Mai sanglant (en allemand Blutmai) fait référence au massacre en 1929 de 33 partisans du Parti communiste allemand (KPD) et civils sans appartenance politique par la police de Berlin (sous le contrôle du Parti social-démocrate d'Allemagne, alors au pouvoir) sur une période de trois jours suivant une célébration de la Journée internationale des travailleurs du KPD (1er mai) qui avait été attaquée par la police. Le KPD avait organisé un rassemblement pour célébrer le au mépris de l'interdiction de rassemblement public en vigueur à Berlin.

Mai sanglant
Informations
Date 1-3 mai 1929
Localisation Berlin, République de Weimar
Bilan humain
Morts 33
Blessés ~ 200 (dont 1 dans la police)
Arrestations 1 200+
Personnages-clés
Ernst ThälmannAlbert Grzesinski
Karl Zörgiebel

Bien que moins de partisans se soient mobilisés que ce que le KPD avait espéré, la réponse de la police fut immédiate et rude, faisant usage d'armes à feu contre des civils pour la plupart non armés. Au cours des trois jours d'émeutes qui ont suivi, 33 civils ont été tués (pour la plupart abattus et pour l'un d'eux renversé par un véhicule de police), environ 200 blessés et plus d'un millier placés en garde à vue. Un policier a également été blessé.
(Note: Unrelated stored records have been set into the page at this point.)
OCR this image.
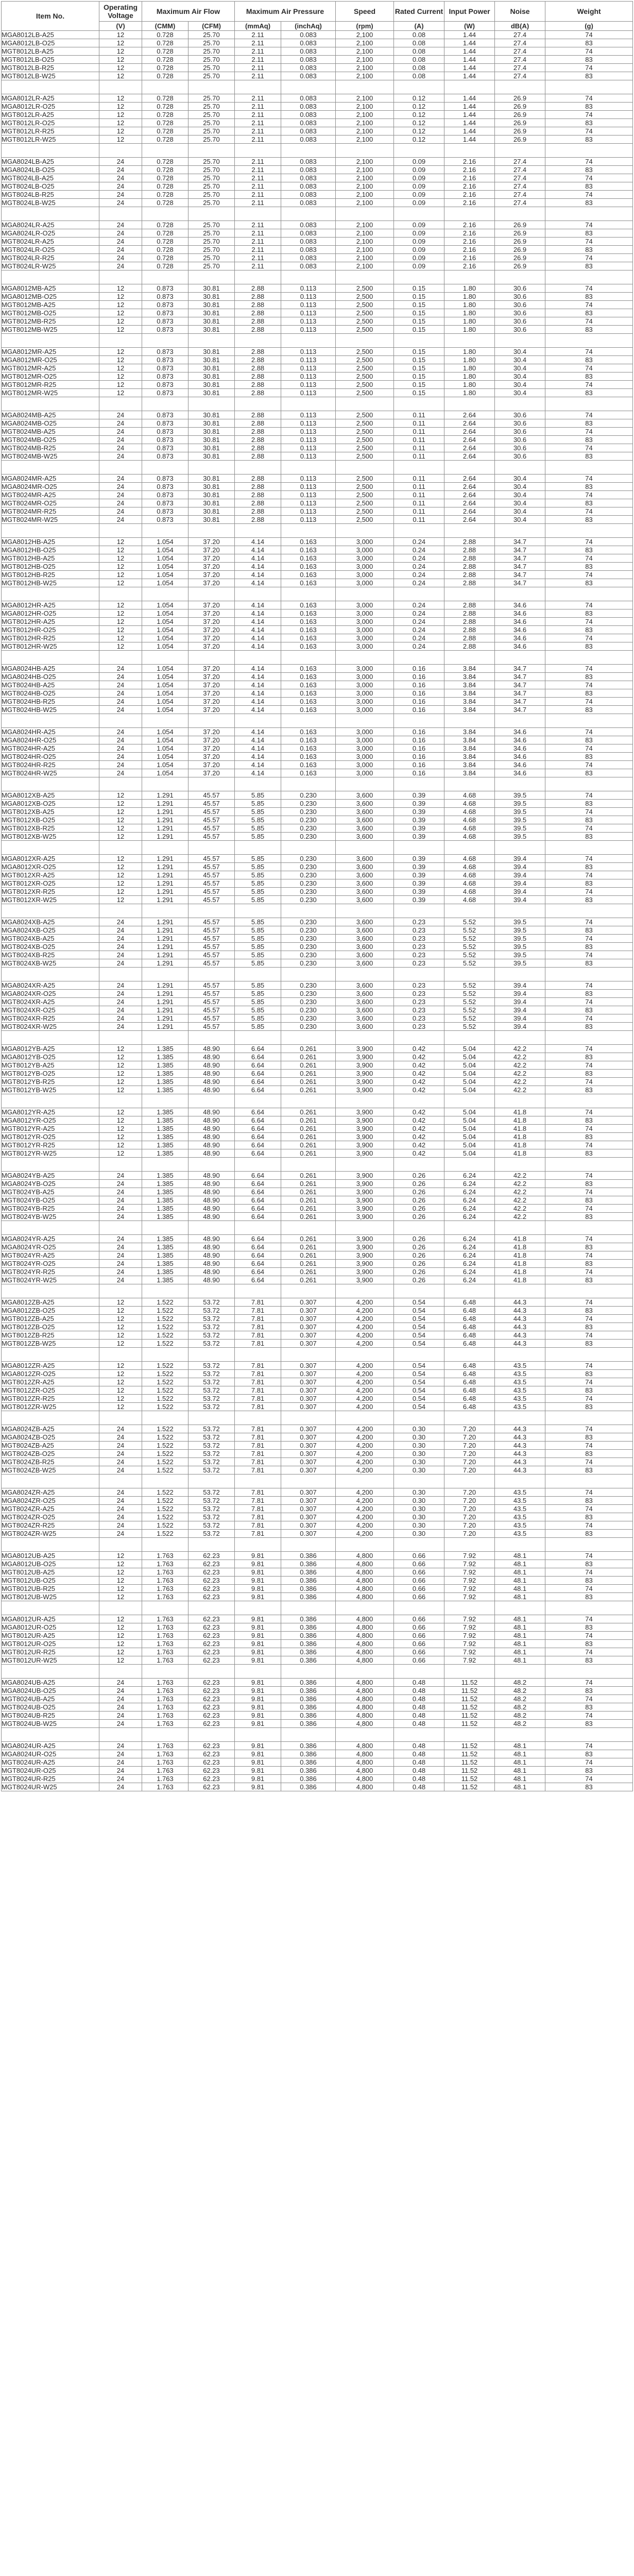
Item No.	Operating Voltage	Maximum Air Flow		Maximum Air Pressure		Speed	Rated Current	Input Power	Noise	Weight
	(V)	(CMM)	(CFM)	(mmAq)	(inchAq)	(rpm)	(A)	(W)	dB(A)	(g)
MGA8012LB-A25	12	0.728	25.70	2.11	0.083	2,100	0.08	1.44	27.4	74
MGA8012LB-O25	12	0.728	25.70	2.11	0.083	2,100	0.08	1.44	27.4	83
MGT8012LB-A25	12	0.728	25.70	2.11	0.083	2,100	0.08	1.44	27.4	74
MGT8012LB-O25	12	0.728	25.70	2.11	0.083	2,100	0.08	1.44	27.4	83
MGT8012LB-R25	12	0.728	25.70	2.11	0.083	2,100	0.08	1.44	27.4	74
MGT8012LB-W25	12	0.728	25.70	2.11	0.083	2,100	0.08	1.44	27.4	83

MGA8012LR-A25	12	0.728	25.70	2.11	0.083	2,100	0.12	1.44	26.9	74
MGA8012LR-O25	12	0.728	25.70	2.11	0.083	2,100	0.12	1.44	26.9	83
MGT8012LR-A25	12	0.728	25.70	2.11	0.083	2,100	0.12	1.44	26.9	74
MGT8012LR-O25	12	0.728	25.70	2.11	0.083	2,100	0.12	1.44	26.9	83
MGT8012LR-R25	12	0.728	25.70	2.11	0.083	2,100	0.12	1.44	26.9	74
MGT8012LR-W25	12	0.728	25.70	2.11	0.083	2,100	0.12	1.44	26.9	83

MGA8024LB-A25	24	0.728	25.70	2.11	0.083	2,100	0.09	2.16	27.4	74
MGA8024LB-O25	24	0.728	25.70	2.11	0.083	2,100	0.09	2.16	27.4	83
MGT8024LB-A25	24	0.728	25.70	2.11	0.083	2,100	0.09	2.16	27.4	74
MGT8024LB-O25	24	0.728	25.70	2.11	0.083	2,100	0.09	2.16	27.4	83
MGT8024LB-R25	24	0.728	25.70	2.11	0.083	2,100	0.09	2.16	27.4	74
MGT8024LB-W25	24	0.728	25.70	2.11	0.083	2,100	0.09	2.16	27.4	83

MGA8024LR-A25	24	0.728	25.70	2.11	0.083	2,100	0.09	2.16	26.9	74
MGA8024LR-O25	24	0.728	25.70	2.11	0.083	2,100	0.09	2.16	26.9	83
MGT8024LR-A25	24	0.728	25.70	2.11	0.083	2,100	0.09	2.16	26.9	74
MGT8024LR-O25	24	0.728	25.70	2.11	0.083	2,100	0.09	2.16	26.9	83
MGT8024LR-R25	24	0.728	25.70	2.11	0.083	2,100	0.09	2.16	26.9	74
MGT8024LR-W25	24	0.728	25.70	2.11	0.083	2,100	0.09	2.16	26.9	83

MGA8012MB-A25	12	0.873	30.81	2.88	0.113	2,500	0.15	1.80	30.6	74
MGA8012MB-O25	12	0.873	30.81	2.88	0.113	2,500	0.15	1.80	30.6	83
MGT8012MB-A25	12	0.873	30.81	2.88	0.113	2,500	0.15	1.80	30.6	74
MGT8012MB-O25	12	0.873	30.81	2.88	0.113	2,500	0.15	1.80	30.6	83
MGT8012MB-R25	12	0.873	30.81	2.88	0.113	2,500	0.15	1.80	30.6	74
MGT8012MB-W25	12	0.873	30.81	2.88	0.113	2,500	0.15	1.80	30.6	83

MGA8012MR-A25	12	0.873	30.81	2.88	0.113	2,500	0.15	1.80	30.4	74
MGA8012MR-O25	12	0.873	30.81	2.88	0.113	2,500	0.15	1.80	30.4	83
MGT8012MR-A25	12	0.873	30.81	2.88	0.113	2,500	0.15	1.80	30.4	74
MGT8012MR-O25	12	0.873	30.81	2.88	0.113	2,500	0.15	1.80	30.4	83
MGT8012MR-R25	12	0.873	30.81	2.88	0.113	2,500	0.15	1.80	30.4	74
MGT8012MR-W25	12	0.873	30.81	2.88	0.113	2,500	0.15	1.80	30.4	83

MGA8024MB-A25	24	0.873	30.81	2.88	0.113	2,500	0.11	2.64	30.6	74
MGA8024MB-O25	24	0.873	30.81	2.88	0.113	2,500	0.11	2.64	30.6	83
MGT8024MB-A25	24	0.873	30.81	2.88	0.113	2,500	0.11	2.64	30.6	74
MGT8024MB-O25	24	0.873	30.81	2.88	0.113	2,500	0.11	2.64	30.6	83
MGT8024MB-R25	24	0.873	30.81	2.88	0.113	2,500	0.11	2.64	30.6	74
MGT8024MB-W25	24	0.873	30.81	2.88	0.113	2,500	0.11	2.64	30.6	83

MGA8024MR-A25	24	0.873	30.81	2.88	0.113	2,500	0.11	2.64	30.4	74
MGA8024MR-O25	24	0.873	30.81	2.88	0.113	2,500	0.11	2.64	30.4	83
MGT8024MR-A25	24	0.873	30.81	2.88	0.113	2,500	0.11	2.64	30.4	74
MGT8024MR-O25	24	0.873	30.81	2.88	0.113	2,500	0.11	2.64	30.4	83
MGT8024MR-R25	24	0.873	30.81	2.88	0.113	2,500	0.11	2.64	30.4	74
MGT8024MR-W25	24	0.873	30.81	2.88	0.113	2,500	0.11	2.64	30.4	83

MGA8012HB-A25	12	1.054	37.20	4.14	0.163	3,000	0.24	2.88	34.7	74
MGA8012HB-O25	12	1.054	37.20	4.14	0.163	3,000	0.24	2.88	34.7	83
MGT8012HB-A25	12	1.054	37.20	4.14	0.163	3,000	0.24	2.88	34.7	74
MGT8012HB-O25	12	1.054	37.20	4.14	0.163	3,000	0.24	2.88	34.7	83
MGT8012HB-R25	12	1.054	37.20	4.14	0.163	3,000	0.24	2.88	34.7	74
MGT8012HB-W25	12	1.054	37.20	4.14	0.163	3,000	0.24	2.88	34.7	83

MGA8012HR-A25	12	1.054	37.20	4.14	0.163	3,000	0.24	2.88	34.6	74
MGA8012HR-O25	12	1.054	37.20	4.14	0.163	3,000	0.24	2.88	34.6	83
MGT8012HR-A25	12	1.054	37.20	4.14	0.163	3,000	0.24	2.88	34.6	74
MGT8012HR-O25	12	1.054	37.20	4.14	0.163	3,000	0.24	2.88	34.6	83
MGT8012HR-R25	12	1.054	37.20	4.14	0.163	3,000	0.24	2.88	34.6	74
MGT8012HR-W25	12	1.054	37.20	4.14	0.163	3,000	0.24	2.88	34.6	83

MGA8024HB-A25	24	1.054	37.20	4.14	0.163	3,000	0.16	3.84	34.7	74
MGA8024HB-O25	24	1.054	37.20	4.14	0.163	3,000	0.16	3.84	34.7	83
MGT8024HB-A25	24	1.054	37.20	4.14	0.163	3,000	0.16	3.84	34.7	74
MGT8024HB-O25	24	1.054	37.20	4.14	0.163	3,000	0.16	3.84	34.7	83
MGT8024HB-R25	24	1.054	37.20	4.14	0.163	3,000	0.16	3.84	34.7	74
MGT8024HB-W25	24	1.054	37.20	4.14	0.163	3,000	0.16	3.84	34.7	83

MGA8024HR-A25	24	1.054	37.20	4.14	0.163	3,000	0.16	3.84	34.6	74
MGA8024HR-O25	24	1.054	37.20	4.14	0.163	3,000	0.16	3.84	34.6	83
MGT8024HR-A25	24	1.054	37.20	4.14	0.163	3,000	0.16	3.84	34.6	74
MGT8024HR-O25	24	1.054	37.20	4.14	0.163	3,000	0.16	3.84	34.6	83
MGT8024HR-R25	24	1.054	37.20	4.14	0.163	3,000	0.16	3.84	34.6	74
MGT8024HR-W25	24	1.054	37.20	4.14	0.163	3,000	0.16	3.84	34.6	83

MGA8012XB-A25	12	1.291	45.57	5.85	0.230	3,600	0.39	4.68	39.5	74
MGA8012XB-O25	12	1.291	45.57	5.85	0.230	3,600	0.39	4.68	39.5	83
MGT8012XB-A25	12	1.291	45.57	5.85	0.230	3,600	0.39	4.68	39.5	74
MGT8012XB-O25	12	1.291	45.57	5.85	0.230	3,600	0.39	4.68	39.5	83
MGT8012XB-R25	12	1.291	45.57	5.85	0.230	3,600	0.39	4.68	39.5	74
MGT8012XB-W25	12	1.291	45.57	5.85	0.230	3,600	0.39	4.68	39.5	83

MGA8012XR-A25	12	1.291	45.57	5.85	0.230	3,600	0.39	4.68	39.4	74
MGA8012XR-O25	12	1.291	45.57	5.85	0.230	3,600	0.39	4.68	39.4	83
MGT8012XR-A25	12	1.291	45.57	5.85	0.230	3,600	0.39	4.68	39.4	74
MGT8012XR-O25	12	1.291	45.57	5.85	0.230	3,600	0.39	4.68	39.4	83
MGT8012XR-R25	12	1.291	45.57	5.85	0.230	3,600	0.39	4.68	39.4	74
MGT8012XR-W25	12	1.291	45.57	5.85	0.230	3,600	0.39	4.68	39.4	83

MGA8024XB-A25	24	1.291	45.57	5.85	0.230	3,600	0.23	5.52	39.5	74
MGA8024XB-O25	24	1.291	45.57	5.85	0.230	3,600	0.23	5.52	39.5	83
MGT8024XB-A25	24	1.291	45.57	5.85	0.230	3,600	0.23	5.52	39.5	74
MGT8024XB-O25	24	1.291	45.57	5.85	0.230	3,600	0.23	5.52	39.5	83
MGT8024XB-R25	24	1.291	45.57	5.85	0.230	3,600	0.23	5.52	39.5	74
MGT8024XB-W25	24	1.291	45.57	5.85	0.230	3,600	0.23	5.52	39.5	83

MGA8024XR-A25	24	1.291	45.57	5.85	0.230	3,600	0.23	5.52	39.4	74
MGA8024XR-O25	24	1.291	45.57	5.85	0.230	3,600	0.23	5.52	39.4	83
MGT8024XR-A25	24	1.291	45.57	5.85	0.230	3,600	0.23	5.52	39.4	74
MGT8024XR-O25	24	1.291	45.57	5.85	0.230	3,600	0.23	5.52	39.4	83
MGT8024XR-R25	24	1.291	45.57	5.85	0.230	3,600	0.23	5.52	39.4	74
MGT8024XR-W25	24	1.291	45.57	5.85	0.230	3,600	0.23	5.52	39.4	83

MGA8012YB-A25	12	1.385	48.90	6.64	0.261	3,900	0.42	5.04	42.2	74
MGA8012YB-O25	12	1.385	48.90	6.64	0.261	3,900	0.42	5.04	42.2	83
MGT8012YB-A25	12	1.385	48.90	6.64	0.261	3,900	0.42	5.04	42.2	74
MGT8012YB-O25	12	1.385	48.90	6.64	0.261	3,900	0.42	5.04	42.2	83
MGT8012YB-R25	12	1.385	48.90	6.64	0.261	3,900	0.42	5.04	42.2	74
MGT8012YB-W25	12	1.385	48.90	6.64	0.261	3,900	0.42	5.04	42.2	83

MGA8012YR-A25	12	1.385	48.90	6.64	0.261	3,900	0.42	5.04	41.8	74
MGA8012YR-O25	12	1.385	48.90	6.64	0.261	3,900	0.42	5.04	41.8	83
MGT8012YR-A25	12	1.385	48.90	6.64	0.261	3,900	0.42	5.04	41.8	74
MGT8012YR-O25	12	1.385	48.90	6.64	0.261	3,900	0.42	5.04	41.8	83
MGT8012YR-R25	12	1.385	48.90	6.64	0.261	3,900	0.42	5.04	41.8	74
MGT8012YR-W25	12	1.385	48.90	6.64	0.261	3,900	0.42	5.04	41.8	83

MGA8024YB-A25	24	1.385	48.90	6.64	0.261	3,900	0.26	6.24	42.2	74
MGA8024YB-O25	24	1.385	48.90	6.64	0.261	3,900	0.26	6.24	42.2	83
MGT8024YB-A25	24	1.385	48.90	6.64	0.261	3,900	0.26	6.24	42.2	74
MGT8024YB-O25	24	1.385	48.90	6.64	0.261	3,900	0.26	6.24	42.2	83
MGT8024YB-R25	24	1.385	48.90	6.64	0.261	3,900	0.26	6.24	42.2	74
MGT8024YB-W25	24	1.385	48.90	6.64	0.261	3,900	0.26	6.24	42.2	83

MGA8024YR-A25	24	1.385	48.90	6.64	0.261	3,900	0.26	6.24	41.8	74
MGA8024YR-O25	24	1.385	48.90	6.64	0.261	3,900	0.26	6.24	41.8	83
MGT8024YR-A25	24	1.385	48.90	6.64	0.261	3,900	0.26	6.24	41.8	74
MGT8024YR-O25	24	1.385	48.90	6.64	0.261	3,900	0.26	6.24	41.8	83
MGT8024YR-R25	24	1.385	48.90	6.64	0.261	3,900	0.26	6.24	41.8	74
MGT8024YR-W25	24	1.385	48.90	6.64	0.261	3,900	0.26	6.24	41.8	83

MGA8012ZB-A25	12	1.522	53.72	7.81	0.307	4,200	0.54	6.48	44.3	74
MGA8012ZB-O25	12	1.522	53.72	7.81	0.307	4,200	0.54	6.48	44.3	83
MGT8012ZB-A25	12	1.522	53.72	7.81	0.307	4,200	0.54	6.48	44.3	74
MGT8012ZB-O25	12	1.522	53.72	7.81	0.307	4,200	0.54	6.48	44.3	83
MGT8012ZB-R25	12	1.522	53.72	7.81	0.307	4,200	0.54	6.48	44.3	74
MGT8012ZB-W25	12	1.522	53.72	7.81	0.307	4,200	0.54	6.48	44.3	83

MGA8012ZR-A25	12	1.522	53.72	7.81	0.307	4,200	0.54	6.48	43.5	74
MGA8012ZR-O25	12	1.522	53.72	7.81	0.307	4,200	0.54	6.48	43.5	83
MGT8012ZR-A25	12	1.522	53.72	7.81	0.307	4,200	0.54	6.48	43.5	74
MGT8012ZR-O25	12	1.522	53.72	7.81	0.307	4,200	0.54	6.48	43.5	83
MGT8012ZR-R25	12	1.522	53.72	7.81	0.307	4,200	0.54	6.48	43.5	74
MGT8012ZR-W25	12	1.522	53.72	7.81	0.307	4,200	0.54	6.48	43.5	83

MGA8024ZB-A25	24	1.522	53.72	7.81	0.307	4,200	0.30	7.20	44.3	74
MGA8024ZB-O25	24	1.522	53.72	7.81	0.307	4,200	0.30	7.20	44.3	83
MGT8024ZB-A25	24	1.522	53.72	7.81	0.307	4,200	0.30	7.20	44.3	74
MGT8024ZB-O25	24	1.522	53.72	7.81	0.307	4,200	0.30	7.20	44.3	83
MGT8024ZB-R25	24	1.522	53.72	7.81	0.307	4,200	0.30	7.20	44.3	74
MGT8024ZB-W25	24	1.522	53.72	7.81	0.307	4,200	0.30	7.20	44.3	83

MGA8024ZR-A25	24	1.522	53.72	7.81	0.307	4,200	0.30	7.20	43.5	74
MGA8024ZR-O25	24	1.522	53.72	7.81	0.307	4,200	0.30	7.20	43.5	83
MGT8024ZR-A25	24	1.522	53.72	7.81	0.307	4,200	0.30	7.20	43.5	74
MGT8024ZR-O25	24	1.522	53.72	7.81	0.307	4,200	0.30	7.20	43.5	83
MGT8024ZR-R25	24	1.522	53.72	7.81	0.307	4,200	0.30	7.20	43.5	74
MGT8024ZR-W25	24	1.522	53.72	7.81	0.307	4,200	0.30	7.20	43.5	83

MGA8012UB-A25	12	1.763	62.23	9.81	0.386	4,800	0.66	7.92	48.1	74
MGA8012UB-O25	12	1.763	62.23	9.81	0.386	4,800	0.66	7.92	48.1	83
MGT8012UB-A25	12	1.763	62.23	9.81	0.386	4,800	0.66	7.92	48.1	74
MGT8012UB-O25	12	1.763	62.23	9.81	0.386	4,800	0.66	7.92	48.1	83
MGT8012UB-R25	12	1.763	62.23	9.81	0.386	4,800	0.66	7.92	48.1	74
MGT8012UB-W25	12	1.763	62.23	9.81	0.386	4,800	0.66	7.92	48.1	83

MGA8012UR-A25	12	1.763	62.23	9.81	0.386	4,800	0.66	7.92	48.1	74
MGA8012UR-O25	12	1.763	62.23	9.81	0.386	4,800	0.66	7.92	48.1	83
MGT8012UR-A25	12	1.763	62.23	9.81	0.386	4,800	0.66	7.92	48.1	74
MGT8012UR-O25	12	1.763	62.23	9.81	0.386	4,800	0.66	7.92	48.1	83
MGT8012UR-R25	12	1.763	62.23	9.81	0.386	4,800	0.66	7.92	48.1	74
MGT8012UR-W25	12	1.763	62.23	9.81	0.386	4,800	0.66	7.92	48.1	83

MGA8024UB-A25	24	1.763	62.23	9.81	0.386	4,800	0.48	11.52	48.2	74
MGA8024UB-O25	24	1.763	62.23	9.81	0.386	4,800	0.48	11.52	48.2	83
MGT8024UB-A25	24	1.763	62.23	9.81	0.386	4,800	0.48	11.52	48.2	74
MGT8024UB-O25	24	1.763	62.23	9.81	0.386	4,800	0.48	11.52	48.2	83
MGT8024UB-R25	24	1.763	62.23	9.81	0.386	4,800	0.48	11.52	48.2	74
MGT8024UB-W25	24	1.763	62.23	9.81	0.386	4,800	0.48	11.52	48.2	83

MGA8024UR-A25	24	1.763	62.23	9.81	0.386	4,800	0.48	11.52	48.1	74
MGA8024UR-O25	24	1.763	62.23	9.81	0.386	4,800	0.48	11.52	48.1	83
MGT8024UR-A25	24	1.763	62.23	9.81	0.386	4,800	0.48	11.52	48.1	74
MGT8024UR-O25	24	1.763	62.23	9.81	0.386	4,800	0.48	11.52	48.1	83
MGT8024UR-R25	24	1.763	62.23	9.81	0.386	4,800	0.48	11.52	48.1	74
MGT8024UR-W25	24	1.763	62.23	9.81	0.386	4,800	0.48	11.52	48.1	83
L'événement a été un moment crucial dans le déclin de la République de Weimar et la perte de sa stabilité politique. L'incident a également marqué un tournant dans les relations entre le gouvernement de centre-gauche du SPD et le KPD (d'extrême gauche et aligné sur Moscou), affaiblissant toute perspective d'une opposition de gauche unie au fascisme et à la montée du Parti national-socialiste des travailleurs allemands. La brutalité de la réponse policière a également conduit à une nouvelle érosion de la confiance de la population dans le régime.

Contexte

Le Parti social-démocrate d'Allemagne (SPD) s'était imposé comme le premier parti en termes de nombre de sièges au Reichstag lors des élections législatives de 1928, avec 153 des 491 sièges. Cette victoire était due à sa position dominante au sein de la Coalition de Weimar et à la prospérité économique doublée du libéralisme politique des Golden Twenties. Cependant, il disposait de peu de marge de manœuvre pour réaliser des réformes significatives du monde du travail et des droits sociaux en raison de ses accords de coalition avec des partis centristes et même de droite[1] :138. Le KPD, quant à lui, était resté l'un des partis communistes les plus importants et les plus puissants d'Europe et avait vu le nombre total de ses sièges passer de 45 à 54 lors des élections de 1928. Le KPD était dirigé par Ernst Thälmann, qui soutenait un alignement étroit sur l'Union soviétique et l'Internationale communiste. À l'époque, la position dominante soutenue par Moscou était que la social-démocratie était une forme de social-fascisme qui opprimait plutôt qu'elle aidait le prolétariat. En conséquence, le KPD adoptait une position hostile et conflictuelle vis à vis du SPD, considéré comme un défenseur du statu quo capitaliste:138. Cette perception a été encouragée par la présence de nombreux politiciens anti-communistes du SPD dans les gouvernements allemand et prussien, notamment le chancelier Hermann Müller, le ministre de l'Intérieur Carl Severing, le Ministre-président de Prusse Otto Braun, le ministre prussien de l' Intérieur Albert Grzesinski et le chef de la police berlinoise Karl Zörgiebel[2] :32.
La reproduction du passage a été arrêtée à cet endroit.